Nous mettons en débat la désindustrialisation et la ré-industrialisation pour mieux questionner les objectifs du ministère du Redressement Productif.

La désindustrialisation s’illustre d’abord par les pertes d’emplois manufacturiers

La désindustrialisation désigne la diminution des emplois manufacturiers ainsi que la baisse de la part de l’industrie dans le Produit Intérieur Brut. En 1980, la France comptait plus de 5,1 millions d’emplois alors qu’elle en compte 3,1 millions en 2008, avant la crise récente. Entre 1980 et 2008, la France a donc perdu presque 2 millions d’emplois manufacturiers[1], soit une diminution relative de 38%. De même en 1980, la part de la valeur ajoutée manufacturière dans le PIB s’élevait à 19,2% diminuant à 14,7% en 2008, soit une baisse de 23%. Toutefois, la baisse de la part de la valeur ajoutée dans le PIB ne doit pas être confondue avec la baisse de la valeur ajoutée elle-même. Entre 1980 et 2008, la valeur ajoutée manufacturière en volume a augmenté de 36%, ce qui avec la baisse concomitante de l’emploi manufacturier, révèle des gains de productivité du travail tout à fait substantiels.

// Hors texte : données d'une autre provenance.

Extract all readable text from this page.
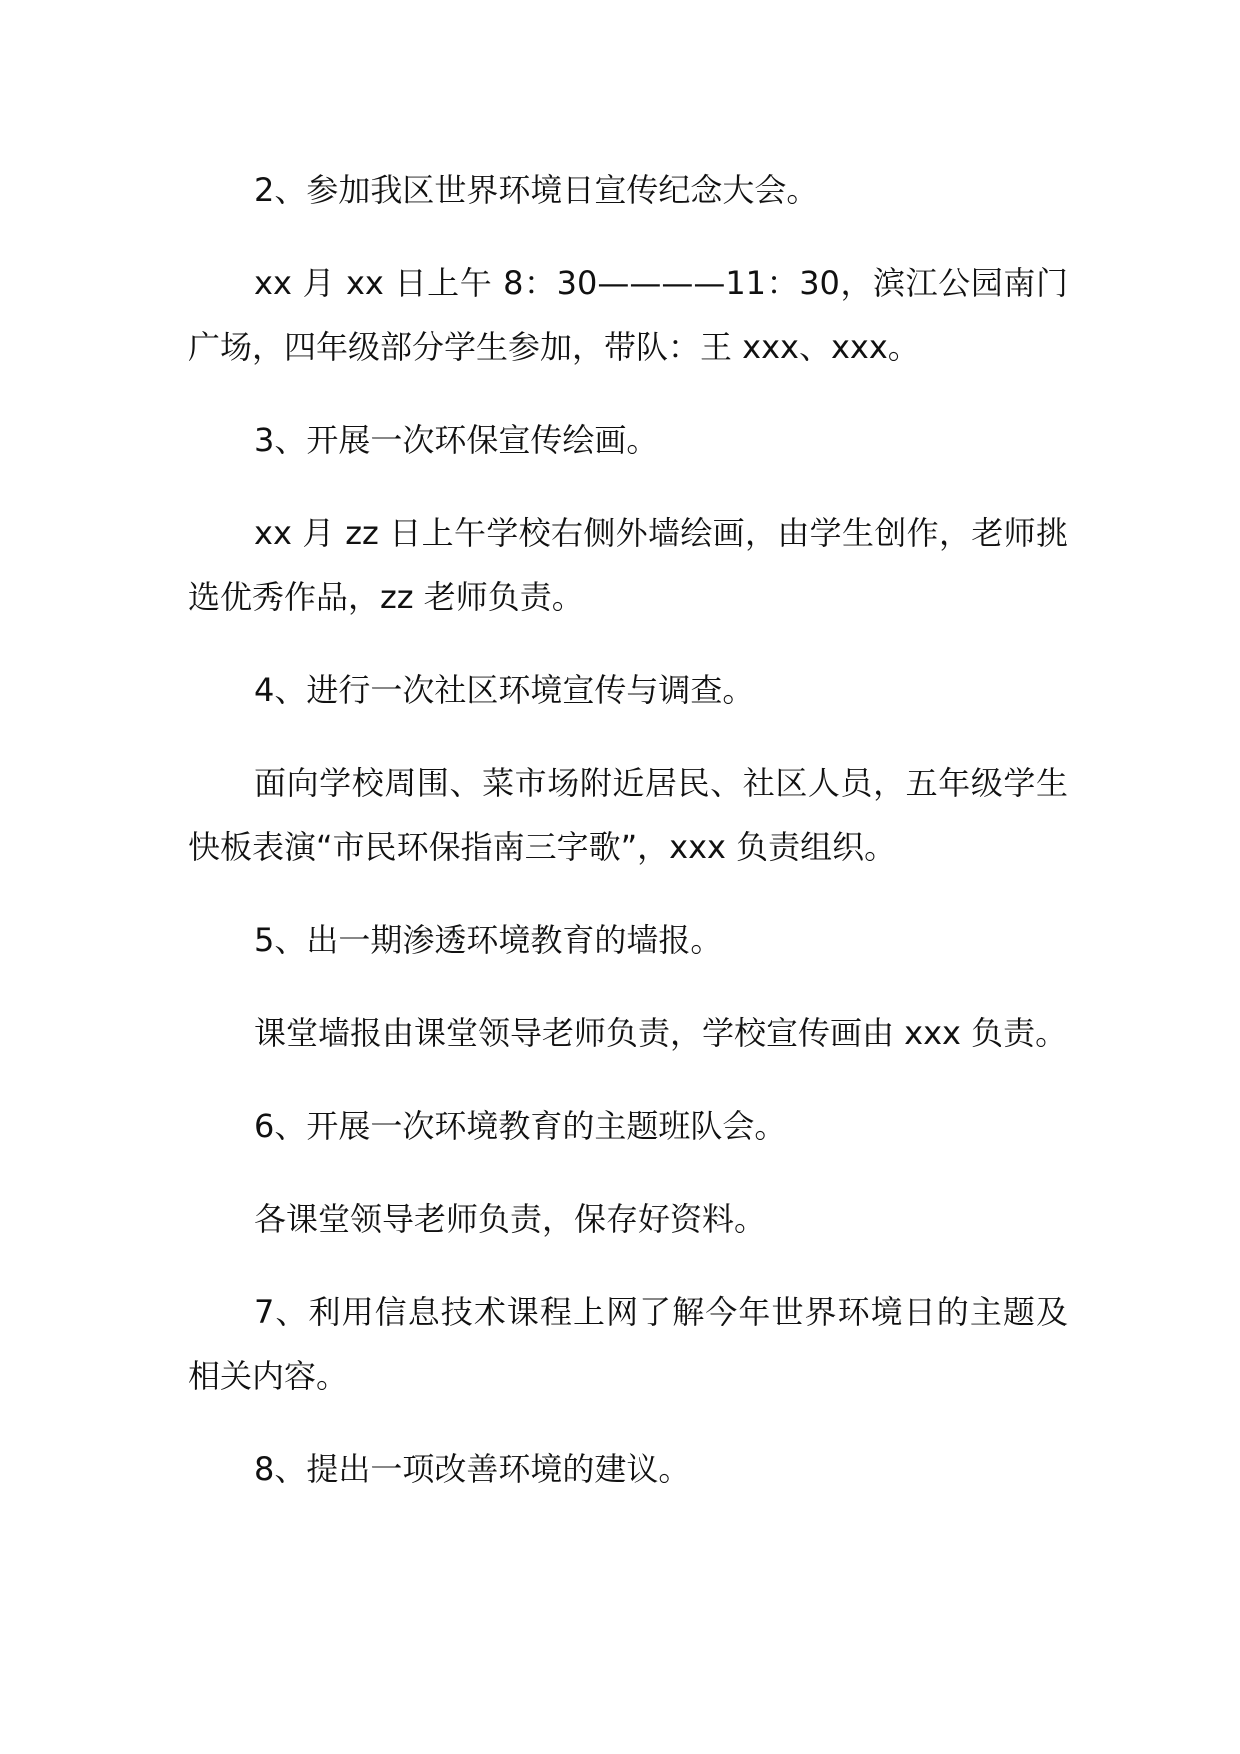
2、参加我区世界环境日宣传纪念大会。

xx 月 xx 日上午 8：30————11：30，滨江公园南门广场，四年级部分学生参加，带队：王 xxx、xxx。

3、开展一次环保宣传绘画。

xx 月 zz 日上午学校右侧外墙绘画，由学生创作，老师挑选优秀作品，zz 老师负责。

4、进行一次社区环境宣传与调查。

面向学校周围、菜市场附近居民、社区人员，五年级学生快板表演“市民环保指南三字歌”，xxx 负责组织。

5、出一期渗透环境教育的墙报。

课堂墙报由课堂领导老师负责，学校宣传画由 xxx 负责。

6、开展一次环境教育的主题班队会。

各课堂领导老师负责，保存好资料。

7、利用信息技术课程上网了解今年世界环境日的主题及相关内容。

8、提出一项改善环境的建议。
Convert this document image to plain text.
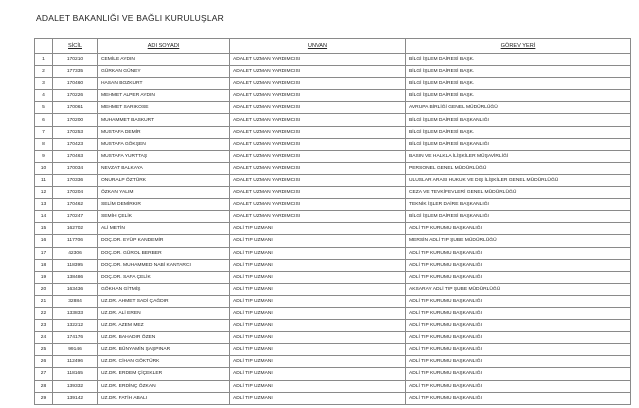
ADALET BAKANLIĞI VE BAĞLI KURULUŞLAR
	SİCİL	ADI SOYADI	UNVAN	GÖREV YERİ
1	170210	CEMİLE AYDIN	ADALET UZMAN YARDIMCISI	BİLGİ İŞLEM DAİRESİ BAŞK.
2	177335	GÜRKAN GÜNEY	ADALET UZMAN YARDIMCISI	BİLGİ İŞLEM DAİRESİ BAŞK.
3	170460	HASAN BOZKURT	ADALET UZMAN YARDIMCISI	BİLGİ İŞLEM DAİRESİ BAŞK.
4	170226	MEHMET ALPER AYDIN	ADALET UZMAN YARDIMCISI	BİLGİ İŞLEM DAİRESİ BAŞK.
5	170061	MEHMET SARIKOSE	ADALET UZMAN YARDIMCISI	AVRUPA BİRLİĞİ GENEL MÜDÜRLÜĞÜ
6	170200	MUHAMMET BASKURT	ADALET UZMAN YARDIMCISI	BİLGİ İŞLEM DAİRESİ BAŞKANLIĞI
7	170253	MUSTAFA DEMİR	ADALET UZMAN YARDIMCISI	BİLGİ İŞLEM DAİRESİ BAŞK.
8	170423	MUSTAFA GÖKŞEN	ADALET UZMAN YARDIMCISI	BİLGİ İŞLEM DAİRESİ BAŞKANLIĞI
9	170463	MUSTAFA YURTTAŞ	ADALET UZMAN YARDIMCISI	BASIN VE HALKLA İLİŞKİLER MÜŞAVİRLİĞİ
10	170034	NEVZAT BALKAYA	ADALET UZMAN YARDIMCISI	PERSONEL GENEL MÜDÜRLÜĞÜ
11	170336	ONURALP ÖZTÜRK	ADALET UZMAN YARDIMCISI	ULUSLAR ARASI HUKUK VE DIŞ İLİŞKİLER GENEL MÜDÜRLÜĞÜ
12	170204	ÖZKAN YALIM	ADALET UZMAN YARDIMCISI	CEZA VE TEVKİFEVLERİ GENEL MÜDÜRLÜĞÜ
13	170462	SELİM DEMİRKIR	ADALET UZMAN YARDIMCISI	TEKNİK İŞLER DAİRE BAŞKANLIĞI
14	170247	SEMİH ÇELİK	ADALET UZMAN YARDIMCISI	BİLGİ İŞLEM DAİRESİ BAŞKANLIĞI
15	162702	ALİ METİN	ADLİ TIP UZMANI	ADLİ TIP KURUMU BAŞKANLIĞI
16	117706	DOÇ.DR. EYÜP KANDEMİR	ADLİ TIP UZMANI	MERSİN ADLİ TIP ŞUBE MÜDÜRLÜĞÜ
17	42306	DOÇ.DR. GÜROL BERBER	ADLİ TIP UZMANI	ADLİ TIP KURUMU BAŞKANLIĞI
18	118395	DOÇ.DR. MUHAMMED NABİ KANTARCI	ADLİ TIP UZMANI	ADLİ TIP KURUMU BAŞKANLIĞI
19	138486	DOÇ.DR. SAFA ÇELİK	ADLİ TIP UZMANI	ADLİ TIP KURUMU BAŞKANLIĞI
20	163436	GÖKHAN GİTMİŞ	ADLİ TIP UZMANI	AKSARAY ADLİ TIP ŞUBE MÜDÜRLÜĞÜ
21	32884	UZ.DR. AHMET SADİ ÇAĞDIR	ADLİ TIP UZMANI	ADLİ TIP KURUMU BAŞKANLIĞI
22	133833	UZ.DR. ALİ EREN	ADLİ TIP UZMANI	ADLİ TIP KURUMU BAŞKANLIĞI
23	132212	UZ.DR. AZEM MEZ	ADLİ TIP UZMANI	ADLİ TIP KURUMU BAŞKANLIĞI
24	174176	UZ.DR. BAHADIR ÖZEN	ADLİ TIP UZMANI	ADLİ TIP KURUMU BAŞKANLIĞI
25	99146	UZ.DR. BÜNYAMİN ŞAŞPINAR	ADLİ TIP UZMANI	ADLİ TIP KURUMU BAŞKANLIĞI
26	112496	UZ.DR. CİHAN GÖKTÜRK	ADLİ TIP UZMANI	ADLİ TIP KURUMU BAŞKANLIĞI
27	118165	UZ.DR. ERDEM ÇİÇEKLER	ADLİ TIP UZMANI	ADLİ TIP KURUMU BAŞKANLIĞI
28	139332	UZ.DR. ERDİNÇ ÖZKAN	ADLİ TIP UZMANI	ADLİ TIP KURUMU BAŞKANLIĞI
29	139142	UZ.DR. FATİH ABALI	ADLİ TIP UZMANI	ADLİ TIP KURUMU BAŞKANLIĞI
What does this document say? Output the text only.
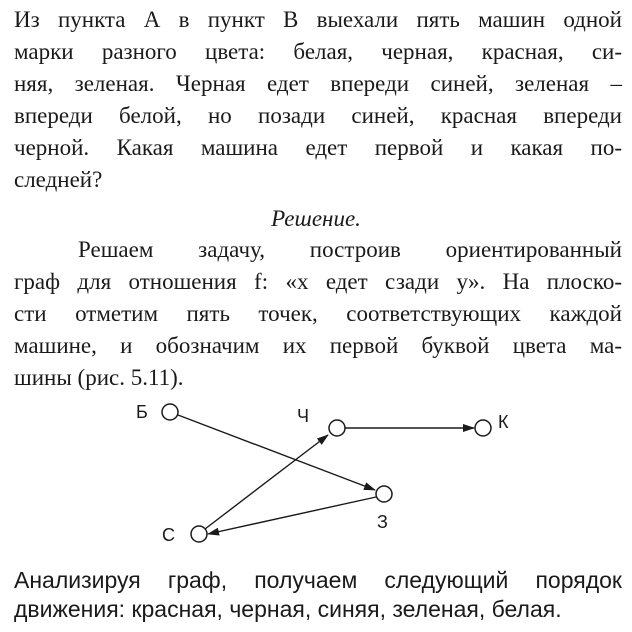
Из пункта А в пункт В выехали пять машин одной
марки разного цвета: белая, черная, красная, си-
няя, зеленая. Черная едет впереди синей, зеленая –
впереди белой, но позади синей, красная впереди
черной. Какая машина едет первой и какая по-
следней?
Решение.
Решаем задачу, построив ориентированный
граф для отношения f: «x едет сзади y». На плоско-
сти отметим пять точек, соответствующих каждой
машине, и обозначим их первой буквой цвета ма-
шины (рис. 5.11).
Б	Ч	К
З
С
Анализируя граф, получаем следующий порядок
движения: красная, черная, синяя, зеленая, белая.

La désindustrialisation n’est pas plus sévère en France qu’ailleurs

Les discours sur le « déclin » de la France des uns et des autres suggèrent une exposition singulière de la France à la désindustrialisation structurelle. Il n’en est rien. Si on prend la période 1992-2008, la France comme l’Allemagne observe une baisse de 21% de l’emploi manufacturier, le Royaume-Uni et le Japon une diminution de 31 et 28% respectivement. Les Etats-Unis connaissent une baisse de 18% et l’Italie de 6%. Ces pourcentages cachent des volumes d’emplois perdus très importants. Alors que la France détruit ainsi presque 900 000 emplois, l’Allemagne en perd plus de 2 millions, les Etats-Unis 3,3 millions et le Japon 4,3 millions.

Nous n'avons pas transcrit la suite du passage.